Buddha's rationality has always been appealing to any seeker. Less appealing is his pessimism. The very first of the Chatur Arya Satya (Four Noble Truths) says,"Life is full of suffering" (Dukha). This is how it is commonly quoted. And this is how I remember it from our school text books. Needless to say, this is enough to turn off everybody except the die-hard pessimist. For a long time, this one line stopped me from a deeper study of Buddhism. Recently I have changed my view. It is better to rephrase the statement as "Suffering is a part of life". (If you don't like the word 'suffering', you can replace it with 'pain' or 'sorrow') Even a die-hard optimist will not disagree with this. Once we make this modification, we can continue our study of Buddhism.

[I know, this is not an earth-shattering breakthrough. It is quite trite. But it makes a huge difference to me.]

I don't have any books on Buddhism right now. I am reading the chapter on the same in Radhakrishnan's 'Indian Philosophy' (Vol 1). Like the rest of the book, it is atrociously written and I'm not sure how much longer I can go on.

Everybody knows about the Chatur Arya Satya and the Arya Ashtanga Marga (Noble Eightfold Path). These were drilled into us in our school text books. Less well known, but equally important, is the Trilakshana (Three Marks of Existence). These are Dukha, Anitya and Anatma (or discontent, impermanence and non-self). Just for the record, I agree with the first two, not with the third. A related concept, Pratitya Samutpada (Dependance Origination), is also interesting. I came across these basic things only now - which shows how little I know and how much I need to learn.

I wanted to write about the Upanishads too. But I think I'll do that later...

18 September 2006

Sorry Seems To Be The Hardest Word

The Western media say the Pope has 'apologised' for his comments on Islam. The most common headline is "Pope 'deeply sorry' for offending Muslims". But has he really apologised?
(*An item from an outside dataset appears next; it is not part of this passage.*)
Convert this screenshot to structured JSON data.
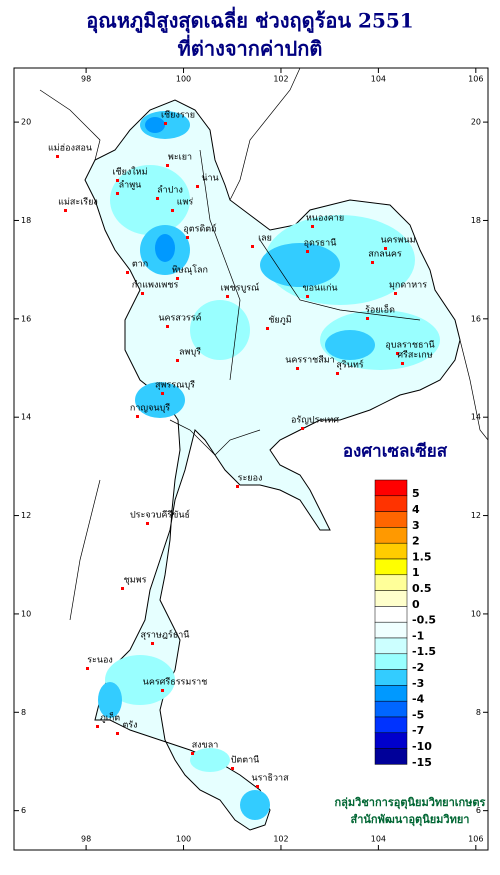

The exact text of the statement reads "I am deeply sorry for the reactions in some countries to a few passages of my address at the University of Regensburg, which were considered offensive to the sensibility of Muslims". That is, he is sorry for the reaction to what he said, not for what he said. In other words, "The problem is not with me; the problem is with you guys."

We can also speculate over this was really a faux pas. Vatican 'experts' on CNN and BBC went on and on about how this Pope had spent most of his career as an 'academic', as compared to his predecessor, who was more politically savvy. Well, you don't need to be a political genius to figure out that quoting a line like "Show me just what Muhammad brought that was new, and there you will find things only evil and inhuman, such as his command to spread by the sword the faith he preached" will cause all hell to break loose. My own feeling is he knew exactly he was doing. But even he must realise now that he went too far. An Italian nun has been shot and killed in Somalia. Let's hope there's no more bloodshed.

14 September 2006

Death of a Banker

I begin my blog on a sombre note. Andrei Kozlov, Deputy Chairman of the Russian Central Bank, was shot dead today.
He was at the forefront in reforming Russia's banking system, and paid the price for it.

Why should this be of any concern to me, an Indian? I don't know. Words are superfluous (and self-indulgent)...

Maybe this is the form this blog will take. I'll just be putting up news stories and articles that catch my attention. Not much 'commentary' from my side. It won't be necessary. If you connect the dots, you'll see the big picture.

(Btw, I hadn't heard of Kozlov before today)

Just found out that Kozlov had featured in a
Business Week cover story ('The New Stars of Finance') in 1997.